By virtue of Proposition 6 we can derive the following informative bounds (for 0 < δ, ϵ, r < 1),

$${N}_{\min }^{{{{\rm{iid}}}}}(\epsilon ,\delta ,\lambda ,r)\le \left\lceil \frac{\ln {\delta }^{-1}}{\nu \epsilon }\zeta (r,\nu \epsilon )\right\rceil \le \left\lceil \frac{\ln {\delta }^{-1}}{\nu \epsilon }\xi (r)\right\rceil .$$
(38)

These bounds become tighter when the significance level δ approaches 0, as shown in Supplementary Figure 4. The coefficient ξ(r) in the second bound is plotted in Supplementary Figure 5. When r = λ = 1/2 for instance, the second upper bound in Eq. (38) implies that

$${N}_{\min }^{{{{\rm{iid}}}}}(\epsilon ,\delta ,\lambda ,r)\le \left\lceil \frac{2\,\xi (1/2)\ln {\delta }^{-1}}{\epsilon }\right\rceil \le \left\lceil \frac{46.5\ln {\delta }^{-1}}{\epsilon }\right\rceil ,$$
(39)

while numerical calculation shows that \({N}_{\min }^{{{{\rm{iid}}}}}(\epsilon ,\delta ,\lambda ,r)\) is smaller than \(41\,{\epsilon }^{-1}\ln {\delta }^{-1}\) for δ ≥ 10−10 and approaches \(2\,\xi (1/2)\,{\epsilon }^{-1}\ln {\delta }^{-1}\) when δ, ϵ → 0. Therefore, our protocol can enable robust and efficient verification of quantum states in the i.i.d. scenario.

Finally, it is instructive to clarify the relation between QSV in the i.i.d. scenario, nonadversarial scenario, and adversarial scenario. In the i.i.d. scenario, the assumptions on the source are the strongest, so QSV is the easiest, and the sample cost is the smallest.

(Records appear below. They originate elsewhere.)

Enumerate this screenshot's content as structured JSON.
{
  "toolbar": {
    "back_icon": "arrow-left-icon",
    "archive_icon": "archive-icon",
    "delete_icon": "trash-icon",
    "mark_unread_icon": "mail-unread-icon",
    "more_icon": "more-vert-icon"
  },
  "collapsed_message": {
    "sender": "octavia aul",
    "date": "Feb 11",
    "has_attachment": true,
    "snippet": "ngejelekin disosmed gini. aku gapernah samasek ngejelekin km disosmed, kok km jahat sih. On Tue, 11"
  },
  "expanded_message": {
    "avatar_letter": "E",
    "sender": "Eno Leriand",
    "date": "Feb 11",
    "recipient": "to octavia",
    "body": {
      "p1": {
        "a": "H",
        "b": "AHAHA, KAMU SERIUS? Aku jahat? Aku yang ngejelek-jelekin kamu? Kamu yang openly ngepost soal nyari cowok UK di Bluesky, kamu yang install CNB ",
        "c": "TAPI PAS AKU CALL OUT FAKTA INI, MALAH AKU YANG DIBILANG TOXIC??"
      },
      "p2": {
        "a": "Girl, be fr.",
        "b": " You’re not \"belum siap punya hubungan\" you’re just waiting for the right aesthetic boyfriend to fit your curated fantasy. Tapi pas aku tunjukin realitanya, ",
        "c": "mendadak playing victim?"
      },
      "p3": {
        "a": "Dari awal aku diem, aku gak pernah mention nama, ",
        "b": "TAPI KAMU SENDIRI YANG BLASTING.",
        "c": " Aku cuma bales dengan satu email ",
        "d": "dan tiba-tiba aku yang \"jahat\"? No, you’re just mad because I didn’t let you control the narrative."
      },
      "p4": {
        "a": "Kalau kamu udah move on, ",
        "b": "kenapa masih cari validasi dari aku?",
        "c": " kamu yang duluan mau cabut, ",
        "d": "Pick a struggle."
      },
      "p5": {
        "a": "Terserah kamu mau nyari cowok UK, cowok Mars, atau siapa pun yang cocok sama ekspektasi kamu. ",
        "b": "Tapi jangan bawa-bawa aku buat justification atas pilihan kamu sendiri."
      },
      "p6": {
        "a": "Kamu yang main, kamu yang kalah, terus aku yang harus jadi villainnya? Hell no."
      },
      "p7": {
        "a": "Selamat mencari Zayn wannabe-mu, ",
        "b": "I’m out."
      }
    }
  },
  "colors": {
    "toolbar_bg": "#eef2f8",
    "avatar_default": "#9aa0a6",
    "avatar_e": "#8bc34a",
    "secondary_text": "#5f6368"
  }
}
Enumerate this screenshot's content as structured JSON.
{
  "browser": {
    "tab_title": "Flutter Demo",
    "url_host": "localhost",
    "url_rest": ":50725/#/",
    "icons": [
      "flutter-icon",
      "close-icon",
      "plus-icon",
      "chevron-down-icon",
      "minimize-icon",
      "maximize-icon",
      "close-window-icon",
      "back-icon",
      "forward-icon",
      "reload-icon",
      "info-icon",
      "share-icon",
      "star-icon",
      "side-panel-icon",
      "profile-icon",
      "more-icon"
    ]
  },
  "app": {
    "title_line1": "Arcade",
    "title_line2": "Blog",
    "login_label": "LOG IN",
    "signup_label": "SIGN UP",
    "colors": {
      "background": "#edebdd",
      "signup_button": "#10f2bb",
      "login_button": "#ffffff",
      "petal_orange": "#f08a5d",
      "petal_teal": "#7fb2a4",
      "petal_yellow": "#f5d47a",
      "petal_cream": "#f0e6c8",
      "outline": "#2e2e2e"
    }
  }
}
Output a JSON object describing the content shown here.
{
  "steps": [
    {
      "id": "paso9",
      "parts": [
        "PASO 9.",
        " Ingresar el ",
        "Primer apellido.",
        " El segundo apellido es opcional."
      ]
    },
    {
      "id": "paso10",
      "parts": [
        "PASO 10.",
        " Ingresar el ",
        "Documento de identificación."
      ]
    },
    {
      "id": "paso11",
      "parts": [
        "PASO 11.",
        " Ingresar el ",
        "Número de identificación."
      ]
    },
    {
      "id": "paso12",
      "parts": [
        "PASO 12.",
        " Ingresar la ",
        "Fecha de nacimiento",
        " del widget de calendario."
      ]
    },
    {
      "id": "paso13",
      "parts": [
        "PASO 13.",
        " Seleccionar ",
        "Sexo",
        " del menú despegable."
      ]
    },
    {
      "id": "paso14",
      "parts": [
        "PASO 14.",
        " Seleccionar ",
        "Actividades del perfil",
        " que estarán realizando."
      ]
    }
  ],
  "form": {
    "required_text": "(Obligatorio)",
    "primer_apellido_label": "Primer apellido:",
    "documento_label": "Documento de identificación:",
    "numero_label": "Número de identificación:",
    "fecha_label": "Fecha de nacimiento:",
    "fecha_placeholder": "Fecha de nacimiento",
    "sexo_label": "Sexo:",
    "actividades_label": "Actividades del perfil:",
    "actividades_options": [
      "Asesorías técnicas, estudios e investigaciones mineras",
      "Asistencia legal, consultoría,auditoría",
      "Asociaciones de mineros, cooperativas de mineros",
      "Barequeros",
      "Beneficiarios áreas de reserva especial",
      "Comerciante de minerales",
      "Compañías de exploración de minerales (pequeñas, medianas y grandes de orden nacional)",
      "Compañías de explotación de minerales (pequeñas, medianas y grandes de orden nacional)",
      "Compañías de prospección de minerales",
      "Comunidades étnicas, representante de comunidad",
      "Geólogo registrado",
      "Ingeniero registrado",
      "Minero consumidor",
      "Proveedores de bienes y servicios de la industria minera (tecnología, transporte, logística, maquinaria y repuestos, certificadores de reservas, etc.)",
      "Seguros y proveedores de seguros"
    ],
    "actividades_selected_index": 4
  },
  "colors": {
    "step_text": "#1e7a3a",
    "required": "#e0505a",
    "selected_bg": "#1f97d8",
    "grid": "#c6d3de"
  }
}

In the adversarial scenario, by contrast, the assumptions on the source are the weakest, so QSV is the most difficult, and the sample cost is the largest. For graph states with a prime local dimension, the sample cost in the adversarial scenario is comparable to the counterpart in the i.i.d. scenario thanks to our analysis above, which means the sample costs in all three scenarios are comparable.